Beverley Rosen Simons (born 1938) is a Canadian playwright. Her plays explore artistic form, as well as assumptions of class and gender with a perspicacity ahead of second generation feminism of the 1960s, which influenced her youth.

==Biography==
Rosen was born in Flin Flon, Manitoba, in 1938, and attended high school in Edmonton, Alberta. She identified as an artist early, and had difficulty deciding whether to study as a pianist or to go into creative writing. With the help of a scholarship to the Banff School of Fine Arts, she decided to pursue writing and eventually enrolled at McGill to study English literature in 1955. At McGill, Rosen became increasingly involved in theatre, helping to found the McGill University Players. After transferring to UBC, she graduated with a BA degree in English and Theatre in 1959.

Rosen's first full-length play, The Elephant and the Jewish Question, was a "well-made" domestic drama staged by the Vancouver Little Theatre for the 1968 Dominion Drama Festival. Subsequently, she avoided the conventions of the "well made" form; her travel and extensive reading about theatre in Japan, Hong Kong, Thailand, and India led her to feel "cramped and dissatisfied…in traditional drama forms of the West" (application to the Canada Council, 1970).

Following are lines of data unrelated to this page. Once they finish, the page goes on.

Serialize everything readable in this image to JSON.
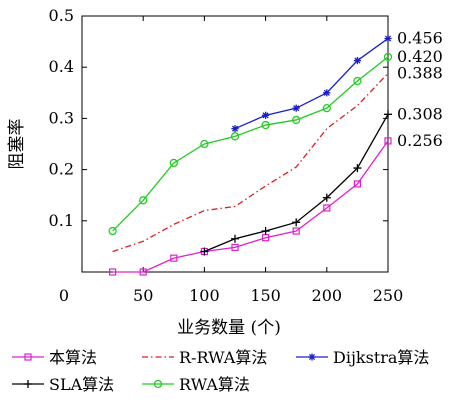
{
  "chart_data": {
    "type": "line",
    "xlabel": "业务数量 (个)",
    "ylabel": "阻塞率",
    "xlim": [
      0,
      250
    ],
    "ylim": [
      0,
      0.5
    ],
    "x_ticks": [
      {
        "value": 0,
        "label": "0"
      },
      {
        "value": 50,
        "label": "50"
      },
      {
        "value": 100,
        "label": "100"
      },
      {
        "value": 150,
        "label": "150"
      },
      {
        "value": 200,
        "label": "200"
      },
      {
        "value": 250,
        "label": "250"
      }
    ],
    "y_ticks": [
      {
        "value": 0.1,
        "label": "0.1"
      },
      {
        "value": 0.2,
        "label": "0.2"
      },
      {
        "value": 0.3,
        "label": "0.3"
      },
      {
        "value": 0.4,
        "label": "0.4"
      },
      {
        "value": 0.5,
        "label": "0.5"
      }
    ],
    "grid": false,
    "legend_position": "bottom",
    "series": [
      {
        "name": "本算法",
        "color": "#e020d0",
        "marker": "square",
        "dash": "solid",
        "points": [
          [
            25,
            0.0
          ],
          [
            50,
            0.0
          ],
          [
            75,
            0.027
          ],
          [
            100,
            0.04
          ],
          [
            125,
            0.048
          ],
          [
            150,
            0.067
          ],
          [
            175,
            0.08
          ],
          [
            200,
            0.125
          ],
          [
            225,
            0.172
          ],
          [
            250,
            0.256
          ]
        ]
      },
      {
        "name": "R-RWA算法",
        "color": "#d82020",
        "marker": "none",
        "dash": "dashdot",
        "points": [
          [
            25,
            0.04
          ],
          [
            50,
            0.06
          ],
          [
            75,
            0.093
          ],
          [
            100,
            0.12
          ],
          [
            125,
            0.128
          ],
          [
            150,
            0.168
          ],
          [
            175,
            0.205
          ],
          [
            200,
            0.28
          ],
          [
            225,
            0.325
          ],
          [
            250,
            0.388
          ]
        ]
      },
      {
        "name": "Dijkstra算法",
        "color": "#1a20c8",
        "marker": "star",
        "dash": "solid",
        "points": [
          [
            125,
            0.28
          ],
          [
            150,
            0.306
          ],
          [
            175,
            0.32
          ],
          [
            200,
            0.35
          ],
          [
            225,
            0.413
          ],
          [
            250,
            0.456
          ]
        ]
      },
      {
        "name": "SLA算法",
        "color": "#000000",
        "marker": "plus",
        "dash": "solid",
        "points": [
          [
            100,
            0.04
          ],
          [
            125,
            0.065
          ],
          [
            150,
            0.08
          ],
          [
            175,
            0.097
          ],
          [
            200,
            0.145
          ],
          [
            225,
            0.203
          ],
          [
            250,
            0.308
          ]
        ]
      },
      {
        "name": "RWA算法",
        "color": "#22cc22",
        "marker": "circle",
        "dash": "solid",
        "points": [
          [
            25,
            0.08
          ],
          [
            50,
            0.14
          ],
          [
            75,
            0.213
          ],
          [
            100,
            0.25
          ],
          [
            125,
            0.265
          ],
          [
            150,
            0.287
          ],
          [
            175,
            0.297
          ],
          [
            200,
            0.32
          ],
          [
            225,
            0.373
          ],
          [
            250,
            0.42
          ]
        ]
      }
    ],
    "end_labels": [
      {
        "value": 0.456,
        "text": "0.456"
      },
      {
        "value": 0.42,
        "text": "0.420"
      },
      {
        "value": 0.388,
        "text": "0.388"
      },
      {
        "value": 0.308,
        "text": "0.308"
      },
      {
        "value": 0.256,
        "text": "0.256"
      }
    ]
  }
}
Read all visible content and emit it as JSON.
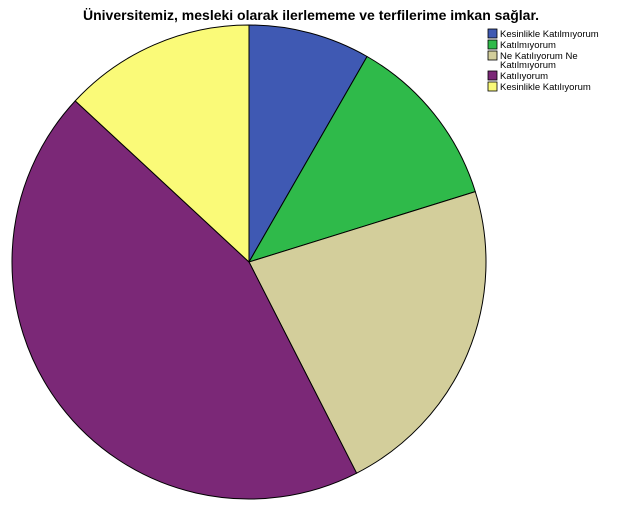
{
  "chart_data": {
    "type": "pie",
    "title": "Üniversitemiz, mesleki olarak ilerlememe ve terfilerime imkan sağlar.",
    "categories": [
      "Kesinlikle Katılmıyorum",
      "Katılmıyorum",
      "Ne Katılıyorum Ne Katılmıyorum",
      "Katılıyorum",
      "Kesinlikle Katılıyorum"
    ],
    "values": [
      8.3,
      11.9,
      22.3,
      44.4,
      13.1
    ],
    "unit": "percent",
    "colors": [
      "#3f59b3",
      "#2fba4a",
      "#d3ce9b",
      "#7b2877",
      "#fafa78"
    ],
    "start_angle_deg": 0,
    "direction": "clockwise",
    "legend_position": "top-right",
    "legend_labels": [
      [
        "Kesinlikle Katılmıyorum"
      ],
      [
        "Katılmıyorum"
      ],
      [
        "Ne Katılıyorum Ne",
        "Katılmıyorum"
      ],
      [
        "Katılıyorum"
      ],
      [
        "Kesinlikle Katılıyorum"
      ]
    ]
  }
}
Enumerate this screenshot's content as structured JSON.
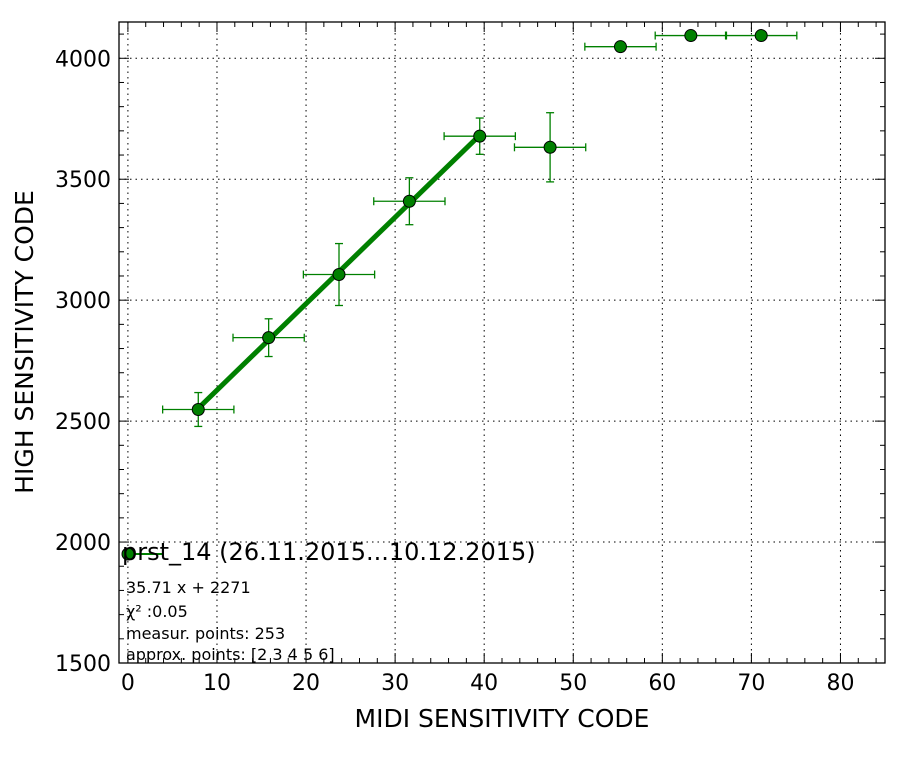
{
  "chart_data": {
    "type": "scatter",
    "xlabel": "MIDI SENSITIVITY CODE",
    "ylabel": "HIGH SENSITIVITY CODE",
    "xlim": [
      -1,
      85
    ],
    "ylim": [
      1500,
      4150
    ],
    "xticks": [
      0,
      10,
      20,
      30,
      40,
      50,
      60,
      70,
      80
    ],
    "yticks": [
      1500,
      2000,
      2500,
      3000,
      3500,
      4000
    ],
    "grid": true,
    "colors": {
      "marker": "#008000",
      "marker_edge": "#000000",
      "fit_line": "#008000",
      "errorbar": "#008000"
    },
    "series": [
      {
        "name": "prst_14 (26.11.2015...10.12.2015)",
        "points": [
          {
            "x": 7.9,
            "y": 2548,
            "xerr": 4.0,
            "yerr": 70
          },
          {
            "x": 15.8,
            "y": 2845,
            "xerr": 4.0,
            "yerr": 78
          },
          {
            "x": 23.7,
            "y": 3106,
            "xerr": 4.0,
            "yerr": 128
          },
          {
            "x": 31.6,
            "y": 3409,
            "xerr": 4.0,
            "yerr": 97
          },
          {
            "x": 39.5,
            "y": 3678,
            "xerr": 4.0,
            "yerr": 75
          },
          {
            "x": 47.4,
            "y": 3632,
            "xerr": 4.0,
            "yerr": 143
          },
          {
            "x": 55.3,
            "y": 4048,
            "xerr": 4.0,
            "yerr": 0
          },
          {
            "x": 63.2,
            "y": 4094,
            "xerr": 4.0,
            "yerr": 0
          },
          {
            "x": 71.1,
            "y": 4094,
            "xerr": 4.0,
            "yerr": 0
          }
        ]
      }
    ],
    "fit": {
      "x": [
        7.9,
        39.5
      ],
      "y": [
        2553,
        3682
      ]
    },
    "legend_location": "lower-left",
    "annotations": [
      "35.71 x + 2271",
      "χ² :0.05",
      "measur. points: 253",
      "approx. points: [2 3 4 5 6]"
    ]
  }
}
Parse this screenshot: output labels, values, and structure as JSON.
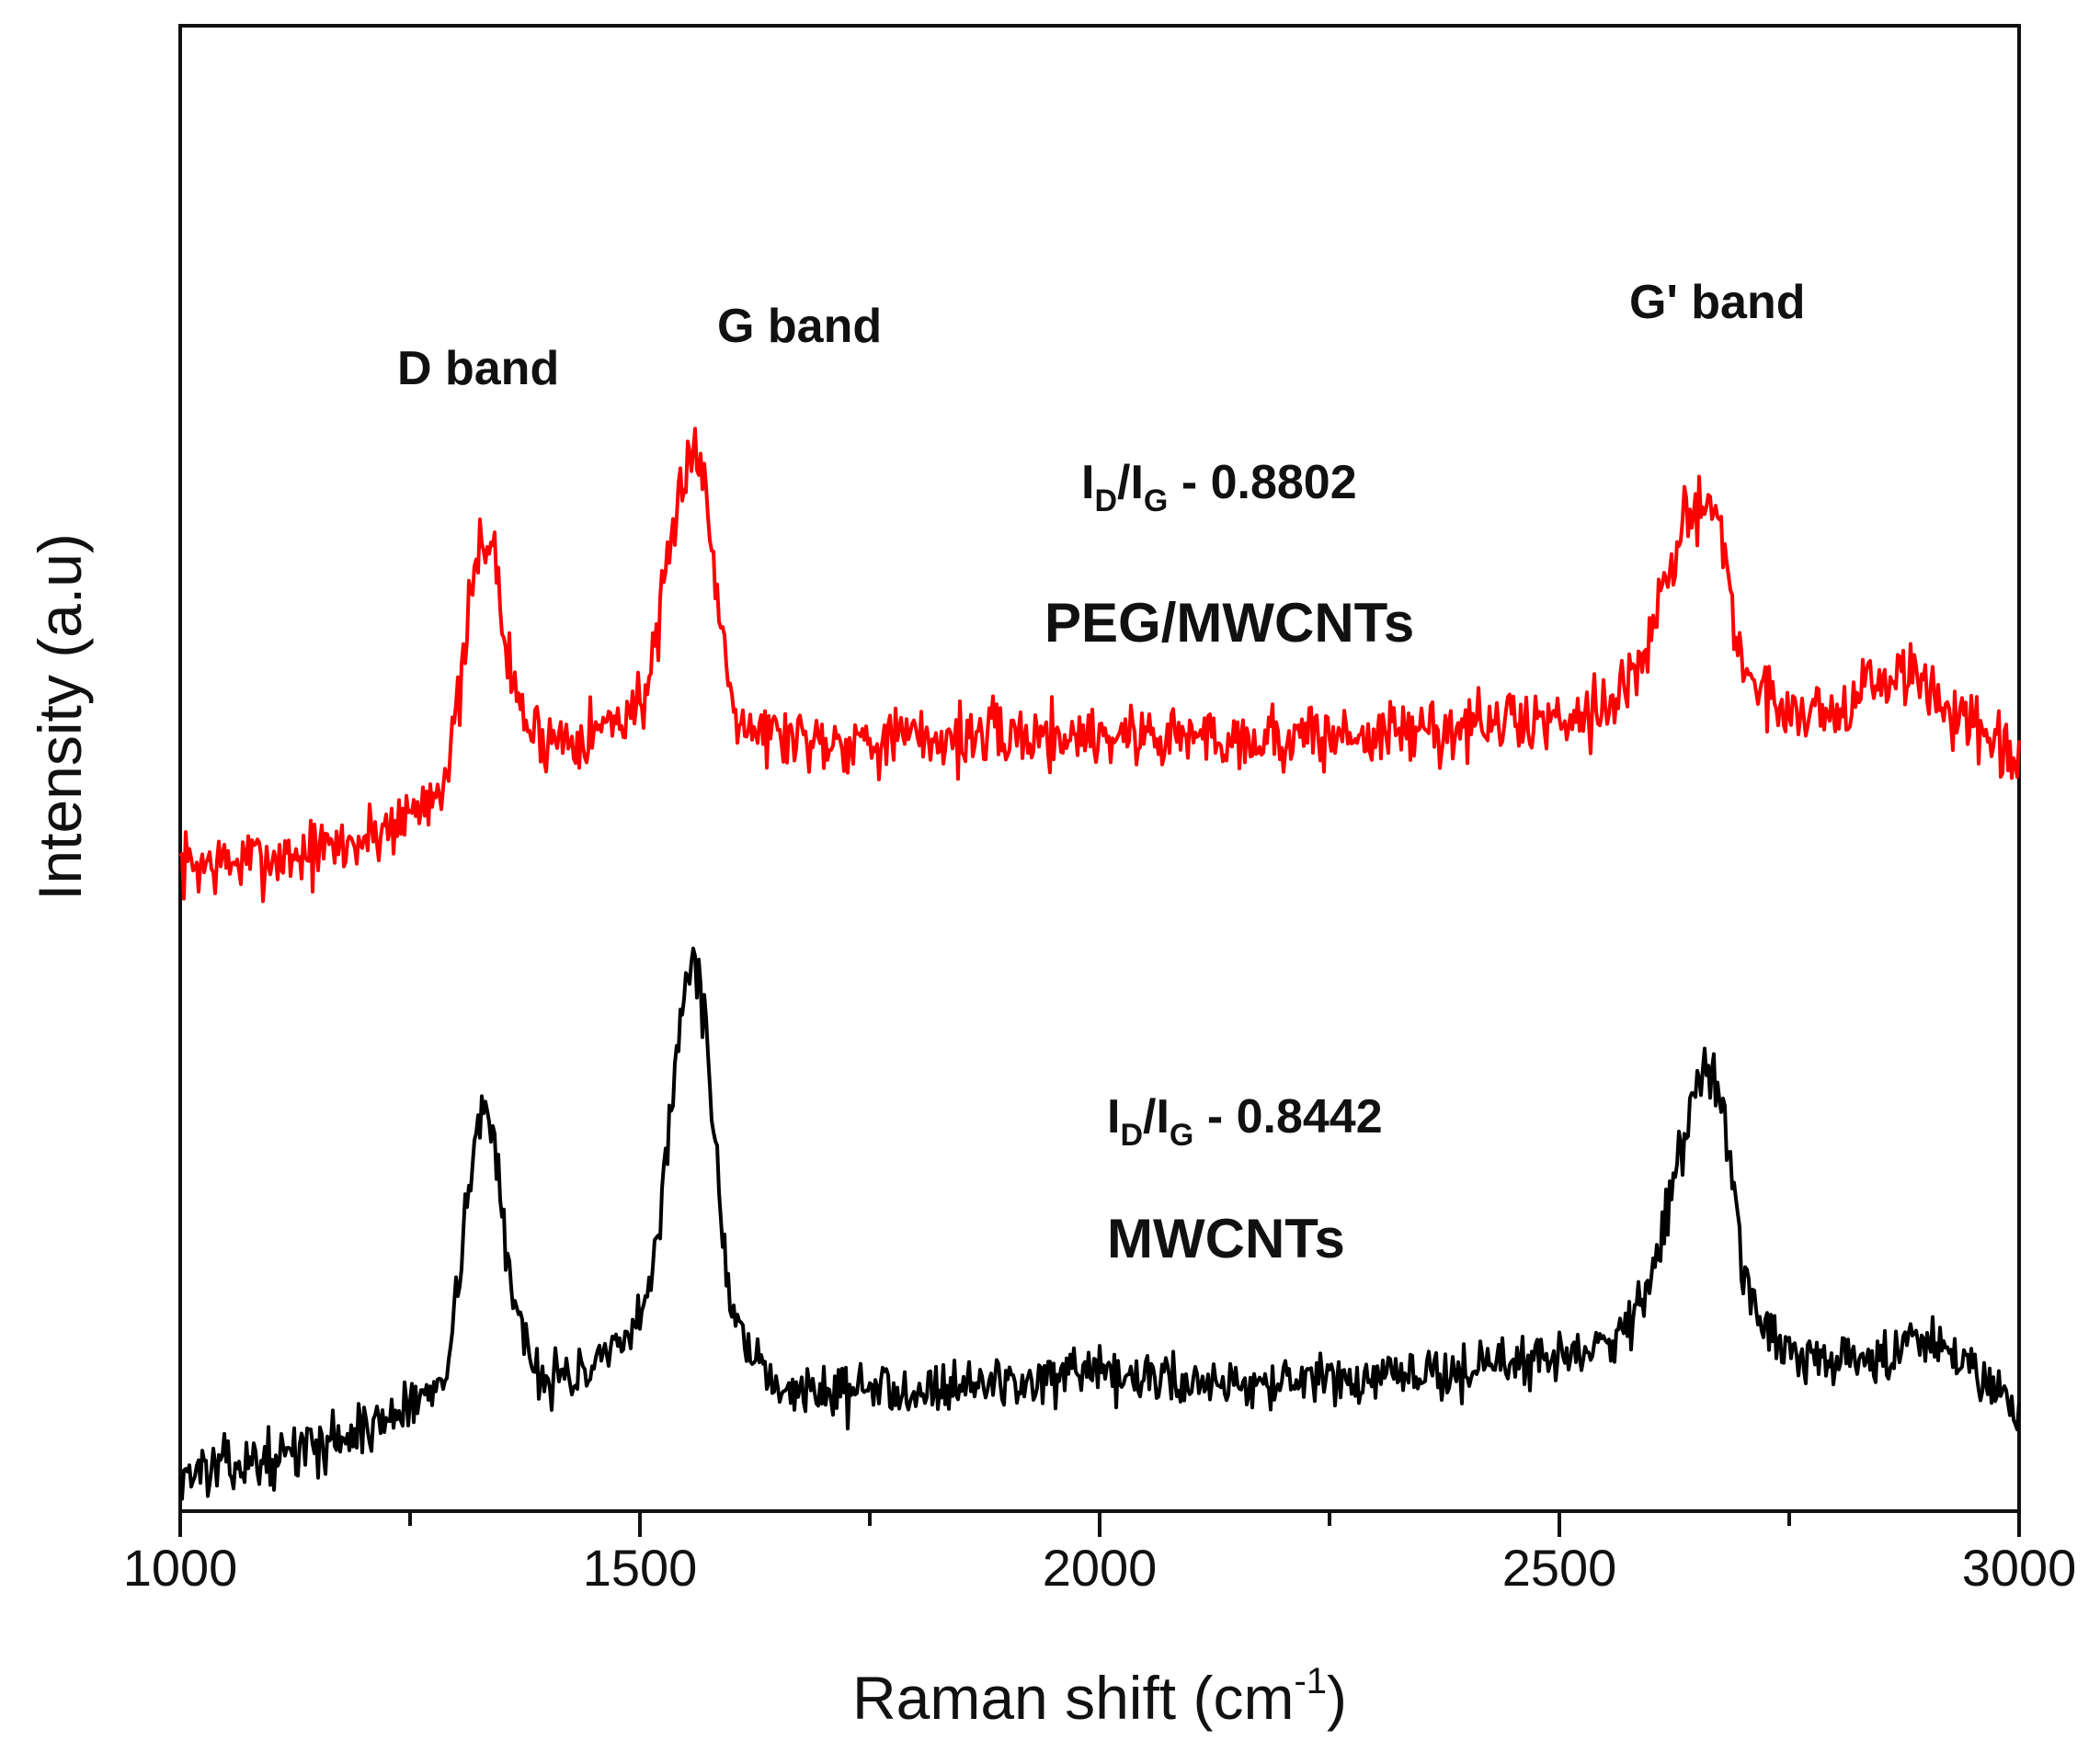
{
  "chart_data": {
    "type": "line",
    "title": "",
    "xlabel": "Raman shift (cm",
    "xlabel_sup": "-1",
    "xlabel_close": ")",
    "ylabel": "Intensity (a.u)",
    "xlim": [
      1000,
      3000
    ],
    "ylim": [
      0,
      100
    ],
    "x_ticks": [
      "1000",
      "1500",
      "2000",
      "2500",
      "3000"
    ],
    "x_tick_values": [
      1000,
      1500,
      2000,
      2500,
      3000
    ],
    "x_minor_step": 250,
    "y_ticks_shown": false,
    "series": [
      {
        "name": "PEG/MWCNTs",
        "color": "#ff0000",
        "noise": 1.4,
        "seed": 7,
        "x": [
          1000,
          1050,
          1100,
          1150,
          1200,
          1250,
          1270,
          1290,
          1300,
          1310,
          1320,
          1330,
          1340,
          1350,
          1360,
          1380,
          1400,
          1450,
          1480,
          1500,
          1510,
          1520,
          1530,
          1540,
          1550,
          1560,
          1570,
          1580,
          1590,
          1600,
          1620,
          1650,
          1700,
          1800,
          1900,
          2000,
          2100,
          2200,
          2300,
          2400,
          2500,
          2550,
          2580,
          2600,
          2620,
          2640,
          2650,
          2660,
          2670,
          2680,
          2690,
          2700,
          2720,
          2740,
          2760,
          2800,
          2840,
          2870,
          2900,
          2940,
          2970,
          3000
        ],
        "y": [
          43.5,
          43.6,
          44,
          44.4,
          45.2,
          47,
          48,
          50,
          53,
          58,
          63,
          66,
          65,
          60,
          56,
          52.6,
          52,
          52.5,
          53.5,
          54.5,
          56,
          59,
          63,
          67,
          71,
          72,
          69,
          64,
          59,
          55,
          52.8,
          52.3,
          52,
          52,
          52.2,
          52.3,
          52.2,
          52,
          52.3,
          52.8,
          53.4,
          54.4,
          56,
          59,
          63,
          67,
          68,
          68.3,
          67.5,
          64,
          60,
          57,
          55,
          54.2,
          54,
          53.8,
          55.5,
          56.5,
          55.5,
          53,
          51.5,
          50
        ]
      },
      {
        "name": "MWCNTs",
        "color": "#000000",
        "noise": 1.1,
        "seed": 13,
        "x": [
          1000,
          1050,
          1100,
          1150,
          1200,
          1250,
          1270,
          1290,
          1300,
          1310,
          1320,
          1330,
          1340,
          1350,
          1360,
          1380,
          1400,
          1450,
          1480,
          1500,
          1510,
          1520,
          1530,
          1540,
          1550,
          1560,
          1570,
          1580,
          1590,
          1600,
          1620,
          1650,
          1700,
          1800,
          1900,
          2000,
          2100,
          2200,
          2300,
          2400,
          2500,
          2550,
          2580,
          2600,
          2620,
          2640,
          2650,
          2660,
          2670,
          2680,
          2690,
          2700,
          2720,
          2740,
          2760,
          2800,
          2840,
          2870,
          2900,
          2940,
          2970,
          3000
        ],
        "y": [
          2.5,
          3,
          3.5,
          4.5,
          5.5,
          7,
          8,
          10,
          14,
          20,
          25,
          27,
          25.5,
          20,
          15,
          10.5,
          9,
          9.5,
          11,
          12.5,
          15,
          19,
          25,
          31,
          36,
          37,
          33,
          26,
          19,
          13,
          10,
          8.5,
          8,
          8.4,
          8.7,
          9,
          8.8,
          8.6,
          8.8,
          9.5,
          10.5,
          11.5,
          13,
          16,
          21,
          26,
          29,
          30,
          29.5,
          26,
          21,
          16,
          12.5,
          11,
          10.2,
          10,
          10.3,
          11,
          11.8,
          10.5,
          8.5,
          7
        ]
      }
    ],
    "annotations": {
      "d_band": "D band",
      "g_band": "G band",
      "g_prime_band": "G' band",
      "peg_ratio_i1": "I",
      "peg_ratio_s1": "D",
      "peg_ratio_slash": "/I",
      "peg_ratio_s2": "G",
      "peg_ratio_value": " - 0.8802",
      "peg_label": "PEG/MWCNTs",
      "mw_ratio_i1": "I",
      "mw_ratio_s1": "D",
      "mw_ratio_slash": "/I",
      "mw_ratio_s2": "G",
      "mw_ratio_value": " - 0.8442",
      "mw_label": "MWCNTs"
    }
  }
}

Rosen's second full-length play, Crabdance, was greeted by critics as a brilliant, controversial work. It remains Rosen's best-known play. It has received six professional stagings, dramatizations by CBC Radio and CBC TV (never aired), an ACCESS video of the 1976 Citadel Theatre production, and two editions by in Print publications and Talonbooks.

Rosen's short plays The Crusader and Triangle, Preparing, and Green Lawn Rest Home, reveal a growing frustration with the production restrictions of a realism-oriented Canadian theatre establishment. Presented at a University of British Columbia International Critics' Conference in 1976, these polemical plays are rhythmic, graphic, and allegorical. Preparing "takes a solitary character, Jeannie, on a lifelong journey from adolescent rebellion to dowagerhood." Prologue takes aim at the "ratings-oriented" policies of the CBC, and snipes at audiences who want theatre to be "predictable" or "nice". Instead, her works explore fantasy, brinksmanship, and madness through choral and movement elements that de-stabilize notions of identity, fragment time, and expose power structures within families and communities.

Rosen's most ambitious work, Leela Means to Play (1976), is a sprawling epic that has never been professionally produced despite several workshops. It foregrounds serious Canadian social issues featuring the judiciary, the penal system, Indian Reserves, and psychiatric facilities. The size of the cast, the fluid multi-location setting, and the complex social commentary combined with raw emotional undercurrents of the play might have scared producers seeking Canadian hit shows. A master's thesis suggests that the time for Leela Means to Play will "come around" in a future where civil rights issues of the 1960s and 1970s excite more detailed attention, rather than seeming dated.

Rosen's most recent play, Now You See It (1996), is unproduced and unpublished but received a workshop by Necessary Angel theatre (1996). A description of the script can be found on the Canadian Literary Encyclopedia.